Awards and highlights
- First-team All-WAC (2005);

Career NFL statistics
- Receptions: 6
- Receiving yards: 62
- Receiving touchdowns: 1
- Stats at Pro Football Reference

= Adam Jennings =

American football player (born 1982)

Adam Richard Jennings (born November 17, 1982) is an American former professional football player who was a wide receiver in the National Football League (NFL). He was selected by the Atlanta Falcons in the sixth round of the 2006 NFL draft. He played college football for the Fresno State Bulldogs.

Jennings was also a member of the Detroit Lions and New York Giants.

==College career==
At Fresno State, Jennings was an All-WAC first-team selection as a kickoff returner during his senior year. He was also an academic All-WAC pick for four consecutive years.

==Professional career==

Pre-draft measurables
| Height | Weight | Arm length | Hand span | 40-yard dash | 10-yard split | 20-yard split | 20-yard shuttle | Three-cone drill | Vertical jump | Broad jump |
| 5 ft 9+1⁄8 in (1.76 m) | 181 lb (82 kg) | 28+3⁄8 in (0.72 m) | 8+5⁄8 in (0.22 m) | 4.46 s | 1.53 s | 2.57 s | 4.12 s | 6.88 s | 37.5 in (0.95 m) | 9 ft 10 in (3.00 m) |
All values from NFL Combine

===Atlanta Falcons===
Jennings was selected 184th overall by the Atlanta Falcons in the sixth round of the 2006 NFL draft.
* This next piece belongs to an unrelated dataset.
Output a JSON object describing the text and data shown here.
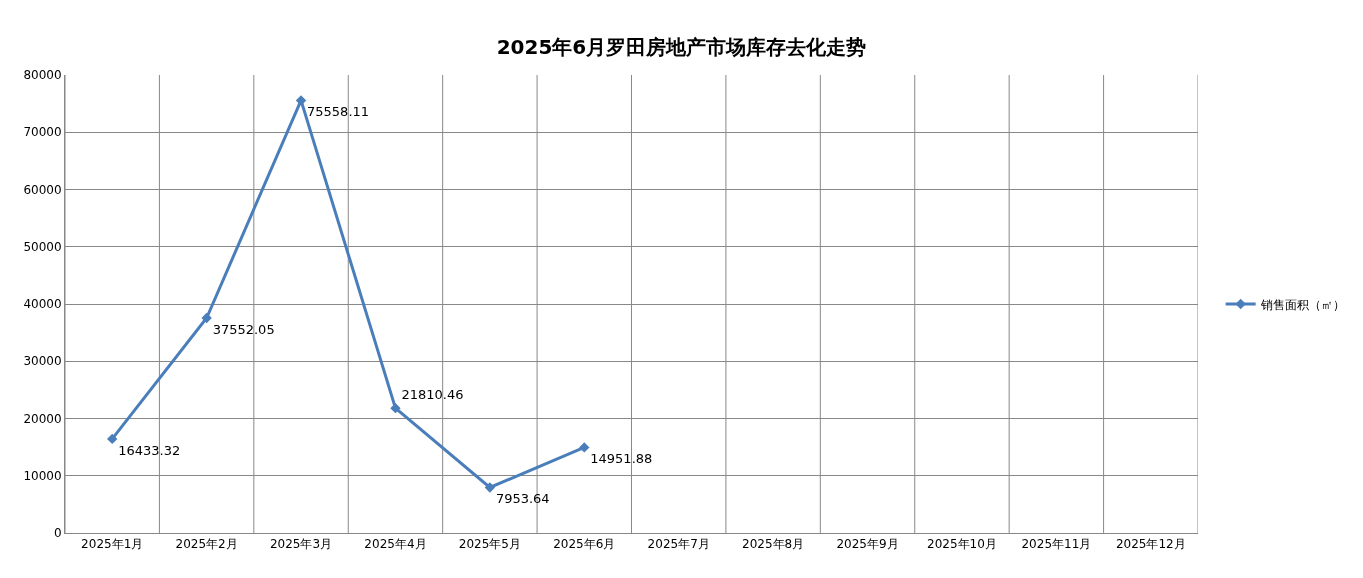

In two seasons with the Falcons, he totaled six receptions for 62 yards and one touchdown in 38 games while contributing with 53 punt returns.
He was cut by the Falcons on November 11, 2008.

===Detroit Lions===
After signing with the Detroit Lions in 2008, Jennings was cut at the end of the Lions' 2009 training camp on September 5. He was re-signed on September 30, but he was placed on season-ending injured reserve on October 5. He was later waived on December 29.

===New York Giants===
Jennings signed with the New York Giants on July 15, 2010. He was waived on August 6.